Cultural Reach: The album's influence extended beyond urban centers, reaching diverse audiences and fostering a broader appreciation for neo-soul.
The conversation shifts to the iconic "Untitled" music video and its repercussions:
"The video turned D'Angelo into a reluctant sex symbol, overshadowing his musical artistry and leading to increased self-consciousness during performances." (06:06)
Discussion points include:
Intent vs. Outcome: While D'Angelo aimed to garner attention with the video, it inadvertently shifted focus away from his music to his image.
Personal Impact: The heightened attention led to discomfort, influencing D'Angelo to cut his tour short due to the overwhelming focus on his appearance rather than his artistry.
Artistic Integrity: Naima emphasizes D'Angelo's dedication to his craft and how external pressures affected his creative expression.
Alison explores the profound impact of Prince on D'Angelo's work:
"In 'Untitled (How Does It Feel),' you can hear Prince's tribute through the falsettos and the immersive live performance essence." (10:52)
Key elements highlighted:
Musical Homage: D'Angelo channels Prince's innovative approach, especially evident in vocal techniques and musical experimentation.
Collaborative Spirit: The album's creation was marked by a collective effort, reminiscent of Prince's collaborative sessions, fostering an environment of creative freedom.

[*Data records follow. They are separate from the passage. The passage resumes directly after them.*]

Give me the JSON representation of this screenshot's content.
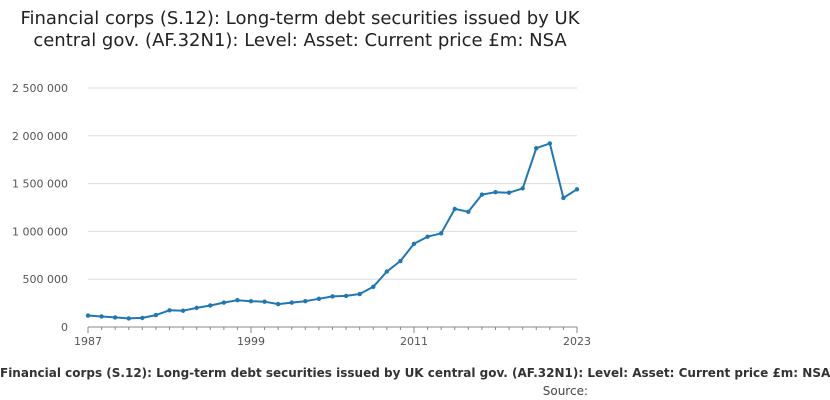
{
  "title": "Financial corps (S.12): Long-term debt securities issued by UK central gov. (AF.32N1): Level: Asset: Current price £m: NSA",
  "footer_series": "Financial corps (S.12): Long-term debt securities issued by UK central gov. (AF.32N1): Level: Asset: Current price £m: NSA",
  "source_label": "Source:",
  "colors": {
    "line": "#1f78b4",
    "grid": "#dddddd",
    "axis": "#888888"
  },
  "chart_data": {
    "type": "line",
    "title": "Financial corps (S.12): Long-term debt securities issued by UK central gov. (AF.32N1): Level: Asset: Current price £m: NSA",
    "xlabel": "",
    "ylabel": "",
    "xlim": [
      1987,
      2023
    ],
    "ylim": [
      0,
      2500000
    ],
    "grid": true,
    "x_ticks": [
      1987,
      1999,
      2011,
      2023
    ],
    "y_ticks": [
      0,
      500000,
      1000000,
      1500000,
      2000000,
      2500000
    ],
    "y_tick_labels": [
      "0",
      "500 000",
      "1 000 000",
      "1 500 000",
      "2 000 000",
      "2 500 000"
    ],
    "series": [
      {
        "x": [
          1987,
          1988,
          1989,
          1990,
          1991,
          1992,
          1993,
          1994,
          1995,
          1996,
          1997,
          1998,
          1999,
          2000,
          2001,
          2002,
          2003,
          2004,
          2005,
          2006,
          2007,
          2008,
          2009,
          2010,
          2011,
          2012,
          2013,
          2014,
          2015,
          2016,
          2017,
          2018,
          2019,
          2020,
          2021,
          2022,
          2023
        ],
        "values": [
          120000,
          110000,
          100000,
          90000,
          95000,
          125000,
          175000,
          170000,
          200000,
          225000,
          255000,
          280000,
          270000,
          265000,
          240000,
          255000,
          270000,
          295000,
          320000,
          325000,
          345000,
          420000,
          580000,
          690000,
          870000,
          945000,
          980000,
          1235000,
          1205000,
          1385000,
          1410000,
          1405000,
          1450000,
          1870000,
          1920000,
          1350000,
          1440000
        ]
      }
    ]
  }
}
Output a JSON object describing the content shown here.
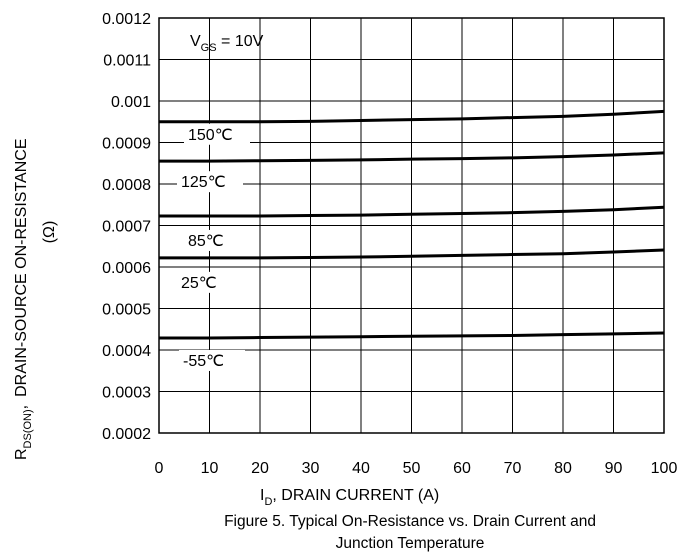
{
  "chart_data": {
    "type": "line",
    "ylabel_main": "DRAIN-SOURCE ON-RESISTANCE",
    "ylabel_unit": "(Ω)",
    "ylabel_symbol": "R",
    "ylabel_symbol_sub": "DS(ON)",
    "ylabel_symbol_suffix": ",",
    "xlabel_symbol": "I",
    "xlabel_symbol_sub": "D",
    "xlabel_rest": ", DRAIN CURRENT (A)",
    "annotation": {
      "main": "V",
      "sub": "GS",
      "rest": " = 10V"
    },
    "xlim": [
      0,
      100
    ],
    "ylim": [
      0.0002,
      0.0012
    ],
    "x_ticks": [
      "0",
      "10",
      "20",
      "30",
      "40",
      "50",
      "60",
      "70",
      "80",
      "90",
      "100"
    ],
    "y_ticks": [
      "0.0012",
      "0.0011",
      "0.001",
      "0.0009",
      "0.0008",
      "0.0007",
      "0.0006",
      "0.0005",
      "0.0004",
      "0.0003",
      "0.0002"
    ],
    "grid": true,
    "series": [
      {
        "name": "150℃",
        "x": [
          0,
          10,
          20,
          30,
          40,
          50,
          60,
          70,
          80,
          90,
          100
        ],
        "values": [
          0.00095,
          0.00095,
          0.00095,
          0.000951,
          0.000953,
          0.000955,
          0.000957,
          0.00096,
          0.000963,
          0.000968,
          0.000975
        ]
      },
      {
        "name": "125℃",
        "x": [
          0,
          10,
          20,
          30,
          40,
          50,
          60,
          70,
          80,
          90,
          100
        ],
        "values": [
          0.000855,
          0.000855,
          0.000856,
          0.000857,
          0.000858,
          0.00086,
          0.000861,
          0.000863,
          0.000866,
          0.00087,
          0.000875
        ]
      },
      {
        "name": "85℃",
        "x": [
          0,
          10,
          20,
          30,
          40,
          50,
          60,
          70,
          80,
          90,
          100
        ],
        "values": [
          0.000723,
          0.000723,
          0.000723,
          0.000724,
          0.000725,
          0.000727,
          0.000729,
          0.000731,
          0.000734,
          0.000738,
          0.000744
        ]
      },
      {
        "name": "25℃",
        "x": [
          0,
          10,
          20,
          30,
          40,
          50,
          60,
          70,
          80,
          90,
          100
        ],
        "values": [
          0.000622,
          0.000622,
          0.000622,
          0.000623,
          0.000624,
          0.000626,
          0.000628,
          0.00063,
          0.000632,
          0.000636,
          0.000641
        ]
      },
      {
        "name": "-55℃",
        "x": [
          0,
          10,
          20,
          30,
          40,
          50,
          60,
          70,
          80,
          90,
          100
        ],
        "values": [
          0.000429,
          0.000429,
          0.00043,
          0.000431,
          0.000432,
          0.000433,
          0.000434,
          0.000435,
          0.000437,
          0.000439,
          0.000441
        ]
      }
    ]
  },
  "caption": {
    "line1": "Figure 5. Typical On-Resistance vs. Drain Current and",
    "line2": "Junction Temperature"
  }
}
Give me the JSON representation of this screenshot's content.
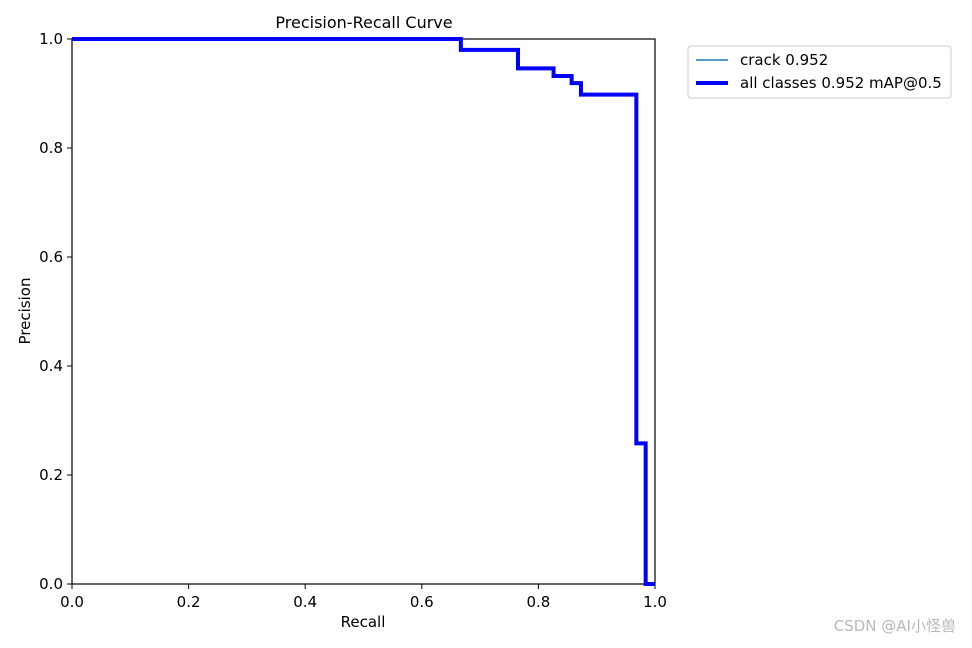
{
  "watermark": "CSDN @AI小怪兽",
  "chart_data": {
    "type": "line",
    "title": "Precision-Recall Curve",
    "xlabel": "Recall",
    "ylabel": "Precision",
    "xlim": [
      0,
      1
    ],
    "ylim": [
      0,
      1
    ],
    "xticks": [
      "0.0",
      "0.2",
      "0.4",
      "0.6",
      "0.8",
      "1.0"
    ],
    "yticks": [
      "0.0",
      "0.2",
      "0.4",
      "0.6",
      "0.8",
      "1.0"
    ],
    "grid": false,
    "legend_position": "outside top-right",
    "series": [
      {
        "name": "crack 0.952",
        "color": "#1f77b4",
        "linewidth": "thin",
        "points": [
          [
            0.0,
            1.0
          ],
          [
            0.667,
            1.0
          ],
          [
            0.667,
            0.98
          ],
          [
            0.765,
            0.98
          ],
          [
            0.765,
            0.946
          ],
          [
            0.826,
            0.946
          ],
          [
            0.826,
            0.932
          ],
          [
            0.857,
            0.932
          ],
          [
            0.857,
            0.919
          ],
          [
            0.873,
            0.919
          ],
          [
            0.873,
            0.898
          ],
          [
            0.968,
            0.898
          ],
          [
            0.968,
            0.258
          ],
          [
            0.984,
            0.258
          ],
          [
            0.984,
            0.0
          ],
          [
            1.0,
            0.0
          ]
        ]
      },
      {
        "name": "all classes 0.952 mAP@0.5",
        "color": "#0000ff",
        "linewidth": "thick",
        "points": [
          [
            0.0,
            1.0
          ],
          [
            0.667,
            1.0
          ],
          [
            0.667,
            0.98
          ],
          [
            0.765,
            0.98
          ],
          [
            0.765,
            0.946
          ],
          [
            0.826,
            0.946
          ],
          [
            0.826,
            0.932
          ],
          [
            0.857,
            0.932
          ],
          [
            0.857,
            0.919
          ],
          [
            0.873,
            0.919
          ],
          [
            0.873,
            0.898
          ],
          [
            0.968,
            0.898
          ],
          [
            0.968,
            0.258
          ],
          [
            0.984,
            0.258
          ],
          [
            0.984,
            0.0
          ],
          [
            1.0,
            0.0
          ]
        ]
      }
    ]
  }
}
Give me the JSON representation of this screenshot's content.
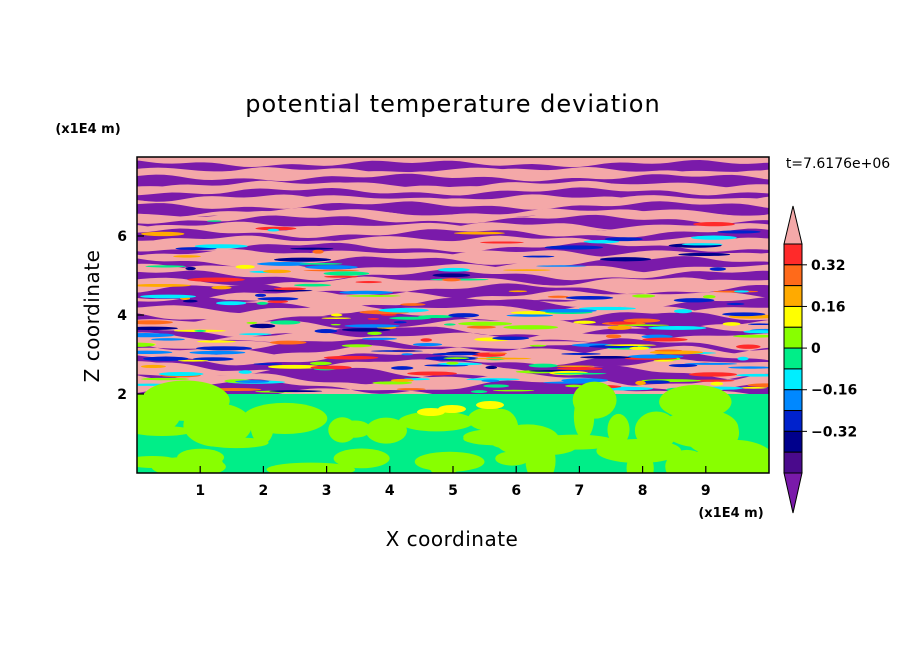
{
  "chart_data": {
    "type": "heatmap",
    "title": "potential temperature deviation",
    "xlabel": "X coordinate",
    "ylabel": "Z coordinate",
    "x_unit": "(x1E4 m)",
    "y_unit": "(x1E4 m)",
    "time_label": "t=7.6176e+06",
    "xlim": [
      0,
      10
    ],
    "ylim": [
      0,
      8
    ],
    "x_ticks": [
      "1",
      "2",
      "3",
      "4",
      "5",
      "6",
      "7",
      "8",
      "9"
    ],
    "y_ticks": [
      "2",
      "4",
      "6"
    ],
    "colorbar": {
      "levels": [
        -0.48,
        -0.4,
        -0.32,
        -0.24,
        -0.16,
        -0.08,
        0,
        0.08,
        0.16,
        0.24,
        0.32,
        0.4,
        0.48
      ],
      "labels": [
        "0.32",
        "0.16",
        "0",
        "−0.16",
        "−0.32"
      ],
      "label_values": [
        0.32,
        0.16,
        0,
        -0.16,
        -0.32
      ],
      "colors_top_to_bottom": [
        "#f4a8a8",
        "#ff2a2a",
        "#ff6a1a",
        "#ffaa00",
        "#ffff00",
        "#88ff00",
        "#00ee88",
        "#00eeff",
        "#0088ff",
        "#0022cc",
        "#00008c",
        "#4a0a8c",
        "#7a1aaa"
      ],
      "extend": "both"
    },
    "regions": [
      {
        "z_range": [
          0,
          2.0
        ],
        "description_values": [
          0.0,
          0.08
        ]
      },
      {
        "z_range": [
          2.0,
          8.0
        ],
        "description_values": [
          -0.48,
          0.48
        ]
      }
    ]
  }
}
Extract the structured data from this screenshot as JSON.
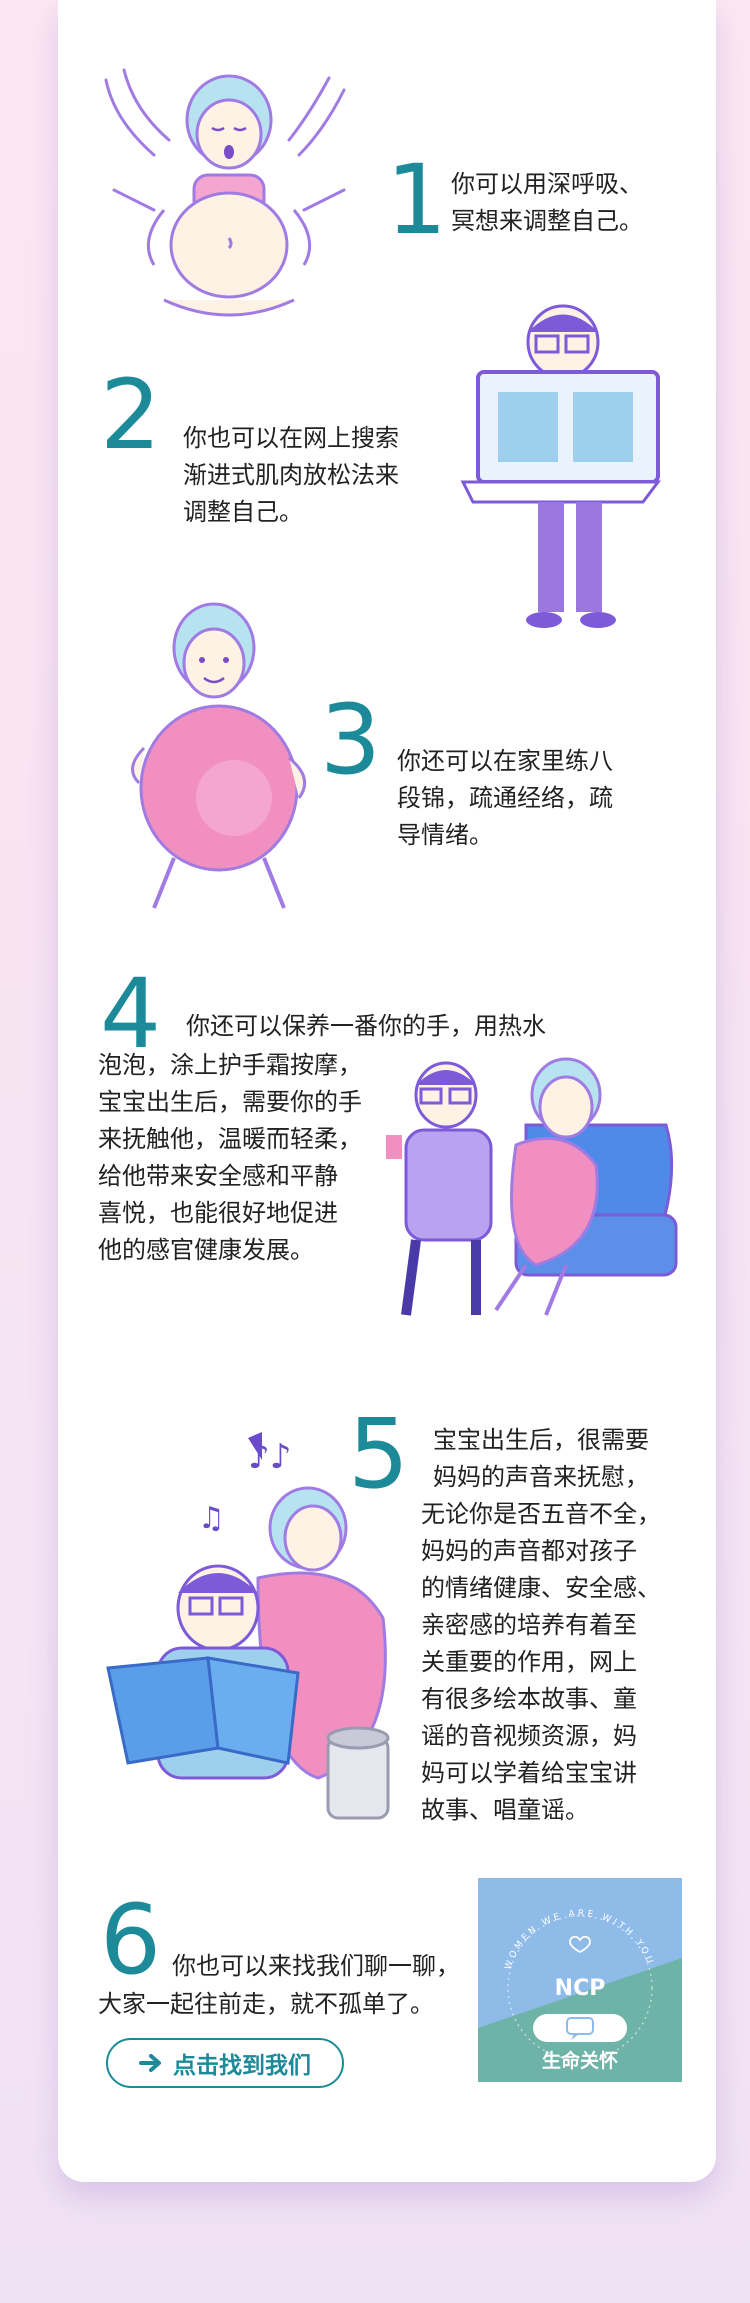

Funk and Live Performance: Both artists share a deep-rooted love for funk and prioritize live instrumentation, infusing their music with authenticity and dynamism.
The role of J Dilla in shaping "Voodoo" is examined:
"J Dilla's contributions are understated yet transformative, his samples seamlessly integrated to create a unique sonic palette that's recognizable to his aficionados." (16:01)
Key insights include:
Production Excellence: As part of the Okarian production collective, Dilla's touch is evident in the album's intricate layering and textured beats.
Hidden Gems: His ability to flip samples so deftly adds depth to "Voodoo," making his influence more appreciable to those familiar with his work.
Collaborative Alchemy: The synergy between D'Angelo, Questlove, and Dilla results in a cohesive yet exploratory sound that defines the album.
Naima Cochran reflects on the album's legacy and its relevance today:
"Listening to 'Voodoo' now, it not only feels timeless but also serves as an inspiration for contemporary music, highlighting what remains fresh and what stands the test of time." (17:37)
Discussion points include:
Timeless Sound: Despite the passage of 25 years, "Voodoo" maintains its freshness, a testament to its meticulous production and the intentionality of its creators.
Enduring Influence: Modern artists continue to draw inspiration from "Voodoo," underscoring its lasting impact on the music industry.
Evolving Perspectives: As Cochran approaches her 50s, she appreciates the album both nostalgically and academically, analyzing its place in music history and its continued resonance.
Alison Stewart wraps up the episode by reaffirming the significance of "Voodoo" in the pantheon of R&B and soul music. Through insightful discussions with Naima Cochran and heartfelt listener contributions, it's clear that D'Angelo's masterpiece not only defined an era but also continues to inspire and influence artists and fans alike.
Notable Quotes with Timestamps:
Timestamp References:
Note: Timestamps link to their respective points in the transcript for easy reference.